One such issue is women’s career prospects. Research shows that women who have children in early adulthood face significant challenges in gaining employment. The negative impact of motherhood on the career progression of 18-24 year-olds is bigger than the positive impact of good qualifications, according to a study by the Young Women’s Trust. It also revealed that new mothers, or those with a dependent child, were six times more likely to be economically inactive (not in employment) than those without children. Meanwhile, having children did not impact whether men were in employment or not.
Half of the men thought their careers would take priority over their partners and two-thirds thought their partners would handle the majority of childcare
And women who have children after the age of 24 are unlikely to be spared from a negative impact on their career aims.
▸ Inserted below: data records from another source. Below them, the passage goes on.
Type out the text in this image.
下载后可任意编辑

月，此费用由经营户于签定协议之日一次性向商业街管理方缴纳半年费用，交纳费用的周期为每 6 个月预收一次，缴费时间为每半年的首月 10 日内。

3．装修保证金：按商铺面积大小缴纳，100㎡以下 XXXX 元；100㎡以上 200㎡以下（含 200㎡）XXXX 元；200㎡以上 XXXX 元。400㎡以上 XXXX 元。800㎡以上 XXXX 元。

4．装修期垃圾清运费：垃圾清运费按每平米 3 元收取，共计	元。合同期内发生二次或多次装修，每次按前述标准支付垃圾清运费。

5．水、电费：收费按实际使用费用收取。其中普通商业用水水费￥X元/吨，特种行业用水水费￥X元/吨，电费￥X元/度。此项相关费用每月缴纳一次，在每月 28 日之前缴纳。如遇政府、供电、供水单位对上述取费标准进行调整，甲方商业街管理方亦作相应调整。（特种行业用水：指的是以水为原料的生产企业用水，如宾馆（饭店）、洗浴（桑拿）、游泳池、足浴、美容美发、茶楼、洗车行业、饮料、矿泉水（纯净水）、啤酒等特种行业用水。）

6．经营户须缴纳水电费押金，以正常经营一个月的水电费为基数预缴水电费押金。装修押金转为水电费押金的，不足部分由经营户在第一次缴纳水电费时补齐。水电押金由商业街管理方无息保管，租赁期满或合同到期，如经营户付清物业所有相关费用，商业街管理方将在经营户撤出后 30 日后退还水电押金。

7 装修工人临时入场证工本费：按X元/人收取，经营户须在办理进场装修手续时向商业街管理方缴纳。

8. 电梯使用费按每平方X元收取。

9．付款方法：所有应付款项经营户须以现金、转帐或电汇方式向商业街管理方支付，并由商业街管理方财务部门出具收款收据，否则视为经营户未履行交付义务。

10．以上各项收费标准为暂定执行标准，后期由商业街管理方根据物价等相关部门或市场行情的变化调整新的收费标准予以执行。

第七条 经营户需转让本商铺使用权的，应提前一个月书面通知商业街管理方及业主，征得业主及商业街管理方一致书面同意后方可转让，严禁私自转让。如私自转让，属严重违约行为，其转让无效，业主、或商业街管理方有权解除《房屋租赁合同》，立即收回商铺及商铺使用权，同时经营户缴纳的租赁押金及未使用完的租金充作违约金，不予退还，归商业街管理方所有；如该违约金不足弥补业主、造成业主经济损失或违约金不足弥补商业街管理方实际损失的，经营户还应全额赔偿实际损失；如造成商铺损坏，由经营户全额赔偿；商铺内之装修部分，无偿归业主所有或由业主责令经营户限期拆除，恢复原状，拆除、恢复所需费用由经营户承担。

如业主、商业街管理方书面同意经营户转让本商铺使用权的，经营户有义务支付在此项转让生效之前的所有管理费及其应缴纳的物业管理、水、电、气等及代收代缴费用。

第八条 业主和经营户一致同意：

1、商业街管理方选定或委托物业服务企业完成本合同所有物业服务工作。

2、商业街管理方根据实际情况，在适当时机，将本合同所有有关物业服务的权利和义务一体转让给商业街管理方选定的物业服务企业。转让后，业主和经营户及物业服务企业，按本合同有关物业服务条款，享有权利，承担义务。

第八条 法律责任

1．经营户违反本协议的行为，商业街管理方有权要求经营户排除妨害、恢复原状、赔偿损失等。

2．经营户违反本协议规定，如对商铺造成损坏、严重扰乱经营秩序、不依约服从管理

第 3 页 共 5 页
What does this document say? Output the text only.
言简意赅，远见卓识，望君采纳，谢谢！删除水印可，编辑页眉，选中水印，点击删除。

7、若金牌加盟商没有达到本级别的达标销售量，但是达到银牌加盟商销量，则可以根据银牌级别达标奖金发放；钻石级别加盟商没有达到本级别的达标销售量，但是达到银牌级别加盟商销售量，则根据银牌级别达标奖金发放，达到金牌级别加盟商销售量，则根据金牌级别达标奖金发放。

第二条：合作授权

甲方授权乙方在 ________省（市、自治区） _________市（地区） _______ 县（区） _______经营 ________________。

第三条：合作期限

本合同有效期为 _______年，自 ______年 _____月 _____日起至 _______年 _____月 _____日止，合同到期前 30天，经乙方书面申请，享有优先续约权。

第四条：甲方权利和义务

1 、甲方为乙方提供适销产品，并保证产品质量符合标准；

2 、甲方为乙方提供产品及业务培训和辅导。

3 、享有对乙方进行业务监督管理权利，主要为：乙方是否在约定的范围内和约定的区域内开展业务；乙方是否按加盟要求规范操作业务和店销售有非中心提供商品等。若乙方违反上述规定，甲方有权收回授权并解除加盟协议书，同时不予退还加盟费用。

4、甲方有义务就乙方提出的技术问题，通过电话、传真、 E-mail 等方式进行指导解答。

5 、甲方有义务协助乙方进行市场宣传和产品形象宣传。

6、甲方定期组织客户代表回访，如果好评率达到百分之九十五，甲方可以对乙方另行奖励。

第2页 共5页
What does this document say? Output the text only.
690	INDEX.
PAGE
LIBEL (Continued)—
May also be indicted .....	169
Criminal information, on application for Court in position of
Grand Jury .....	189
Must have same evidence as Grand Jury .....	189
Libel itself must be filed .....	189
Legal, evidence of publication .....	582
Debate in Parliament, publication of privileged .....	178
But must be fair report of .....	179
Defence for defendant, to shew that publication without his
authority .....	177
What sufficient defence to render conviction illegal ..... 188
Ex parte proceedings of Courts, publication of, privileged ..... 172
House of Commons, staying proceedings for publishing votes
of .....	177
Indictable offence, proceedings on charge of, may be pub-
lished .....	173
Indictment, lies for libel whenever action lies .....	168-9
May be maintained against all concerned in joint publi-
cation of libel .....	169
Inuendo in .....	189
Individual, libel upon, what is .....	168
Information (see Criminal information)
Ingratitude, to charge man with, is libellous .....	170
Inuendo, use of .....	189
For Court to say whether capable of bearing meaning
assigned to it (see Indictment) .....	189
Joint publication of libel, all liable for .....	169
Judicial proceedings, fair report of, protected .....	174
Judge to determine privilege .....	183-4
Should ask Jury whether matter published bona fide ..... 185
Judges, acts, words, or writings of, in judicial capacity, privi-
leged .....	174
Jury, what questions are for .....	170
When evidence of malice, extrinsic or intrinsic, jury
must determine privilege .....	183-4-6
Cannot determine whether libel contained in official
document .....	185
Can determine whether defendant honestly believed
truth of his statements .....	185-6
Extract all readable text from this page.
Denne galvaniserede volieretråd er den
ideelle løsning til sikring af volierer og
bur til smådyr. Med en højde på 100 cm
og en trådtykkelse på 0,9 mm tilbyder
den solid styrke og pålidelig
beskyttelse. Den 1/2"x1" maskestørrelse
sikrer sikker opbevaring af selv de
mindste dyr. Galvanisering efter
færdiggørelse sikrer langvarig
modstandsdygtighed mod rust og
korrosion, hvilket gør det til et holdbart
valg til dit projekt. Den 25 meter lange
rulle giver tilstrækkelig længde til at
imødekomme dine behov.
Indeed, an article from earlier this year in the Harvard Business Review suggested that if women can’t find a spouse who supports their career they’d be better off remaining single. It cited various research including a survey of millennial Harvard Business School graduates. Questioning male and female graduates, the survey found that half of the men thought their careers would take priority over their partners and two-thirds thought their partners would handle the majority of childcare.
Perhaps, to balance out the influence that being a parent has on women’s career prospects versus men’s, young men should be told to prepare for a stint of shared parental leave or even becoming stay-at-home dads. In an alternative future where young women take the advice of the HBR, twenty-something men might face the brunt of the fertility scaremongering. They might be told that by not proving themselves supportive of their partner’s ambitions (rather than just saying they are), they risk missing the chance to become a father and resigning themselves to eternal singledom.